While restricted, the right of political asylum has been conserved in
France amid various anti-immigration laws. Some people claim that,
apart from the purely judicial path, the bureaucratic process is used to slow down and ultimately reject what might be considered as valid requests. According to Le Figaro,
France granted 7,000 people the status of political refugee in 2006,
out of a total of 35,000 requests; in 2005, the OFPRA in charge of
examining the legitimacy of such requests granted less than 10,000 from a
total of 50,000 requests.
Numerous exiles from South American dictatorships, particularly from Augusto Pinochet's Chile and the Dirty War in Argentina, were received in the 1970s-80s.
Since the 2001 invasion of Afghanistan, tens of homeless Afghan asylum seekers have been sleeping in a park in Paris near the Gare de l'Est train station. Although their demands haven't been yet accepted, their presence has been tolerated. However, since the end of 2005, NGOs have been noting that the police separate Afghans from other migrants during raids, and expel via charters those who have just arrived at Gare de l'Est
by train and haven't had time to demand asylum (a May 30, 2005, decree
requires them to pay for a translator to help with official
formalities).
United Kingdom
In the 19th century, the United Kingdom accorded political asylum to various persecuted people, among whom were many members of the socialist movement (including Karl Marx). With the 1845 attempted bombing of the Greenwich Royal Observatory and the 1911 Siege of Sidney Street in the context of the propaganda of the deed (anarchist) actions, political asylum was restricted.
United States
The United States recognizes the right of asylum of individuals as specified by international and federal law.

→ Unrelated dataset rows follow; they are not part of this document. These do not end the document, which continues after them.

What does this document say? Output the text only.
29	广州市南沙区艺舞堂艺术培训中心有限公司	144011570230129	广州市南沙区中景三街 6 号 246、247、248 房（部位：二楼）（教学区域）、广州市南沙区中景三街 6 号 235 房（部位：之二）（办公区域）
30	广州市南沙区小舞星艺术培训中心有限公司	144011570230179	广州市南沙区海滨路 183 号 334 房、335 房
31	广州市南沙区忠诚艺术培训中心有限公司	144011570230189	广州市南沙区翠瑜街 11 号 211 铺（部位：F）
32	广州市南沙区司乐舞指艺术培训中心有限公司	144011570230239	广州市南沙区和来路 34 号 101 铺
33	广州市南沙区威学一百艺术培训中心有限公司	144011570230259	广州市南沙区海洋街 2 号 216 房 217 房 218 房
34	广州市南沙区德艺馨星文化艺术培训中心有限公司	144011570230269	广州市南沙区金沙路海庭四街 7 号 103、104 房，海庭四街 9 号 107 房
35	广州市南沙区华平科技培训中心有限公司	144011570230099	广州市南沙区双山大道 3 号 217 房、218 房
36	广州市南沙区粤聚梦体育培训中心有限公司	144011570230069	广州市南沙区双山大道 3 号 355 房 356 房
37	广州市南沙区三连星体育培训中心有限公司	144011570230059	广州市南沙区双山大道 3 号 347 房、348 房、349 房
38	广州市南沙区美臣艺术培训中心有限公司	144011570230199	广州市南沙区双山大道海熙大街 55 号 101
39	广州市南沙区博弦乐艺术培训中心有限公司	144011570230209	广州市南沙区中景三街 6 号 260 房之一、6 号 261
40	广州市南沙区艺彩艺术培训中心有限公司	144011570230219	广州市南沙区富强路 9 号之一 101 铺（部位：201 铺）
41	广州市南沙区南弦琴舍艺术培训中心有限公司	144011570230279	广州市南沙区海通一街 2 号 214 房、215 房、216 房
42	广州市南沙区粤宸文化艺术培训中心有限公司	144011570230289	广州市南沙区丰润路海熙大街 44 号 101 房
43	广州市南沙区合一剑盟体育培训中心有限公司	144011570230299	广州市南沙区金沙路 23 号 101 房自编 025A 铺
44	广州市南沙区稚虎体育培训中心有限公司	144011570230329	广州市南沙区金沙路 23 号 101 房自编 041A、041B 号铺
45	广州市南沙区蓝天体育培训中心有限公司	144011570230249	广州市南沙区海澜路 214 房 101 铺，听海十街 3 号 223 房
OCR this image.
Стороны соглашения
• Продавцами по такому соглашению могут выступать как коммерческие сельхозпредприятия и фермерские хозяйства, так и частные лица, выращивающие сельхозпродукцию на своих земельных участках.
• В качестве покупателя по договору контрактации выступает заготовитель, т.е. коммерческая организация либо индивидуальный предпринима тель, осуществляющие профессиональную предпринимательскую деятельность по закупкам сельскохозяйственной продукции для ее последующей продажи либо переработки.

A specified number of legally defined refugees who apply for refugee status overseas, as well as those applying for asylum after arriving in the U.S., are admitted annually.
Since World War II, more refugees have found homes in the U.S.
than any other nation and more than two million refugees have arrived in
the U.S. since 1980. During much of the 1990s, the United States
accepted over 100,000 refugees per year, though this figure has recently
decreased to around 50,000 per year in the first decade of the 21st
century, due to greater security concerns. As for asylum seekers, the
latest statistics show that 86,400 persons sought sanctuary in the
United States in 2001. Before the September 11 attacks individual asylum applicants were evaluated in private proceedings at the U.S. Immigration and Naturalization Services (INS).
Despite this, concerns have been raised with the U.S. asylum and
refugee determination processes. A recent empirical analysis by three
legal scholars described the U.S. asylum process as a game of refugee roulette;
that is to say that the outcome of asylum determinations depends in
large part on the personality of the particular adjudicator to whom an
application is randomly assigned, rather than on the merits of the case.
The very low numbers of Iraqi refugees accepted between 2003 and 2007
exemplifies concerns about the United States' refugee processes. The
Foreign Policy Association reported that:
Perhaps the most perplexing component of the Iraq refugee crisis... has been the inability for the U.S. to absorb more Iraqis following the 2003 invasion of the country. To date, the U.S. has granted less than 800 Iraqis refugee status, just 133 in 2007. By contrast, the U.S. granted asylum to more than 100,000 Vietnamese refugees during the Vietnam War.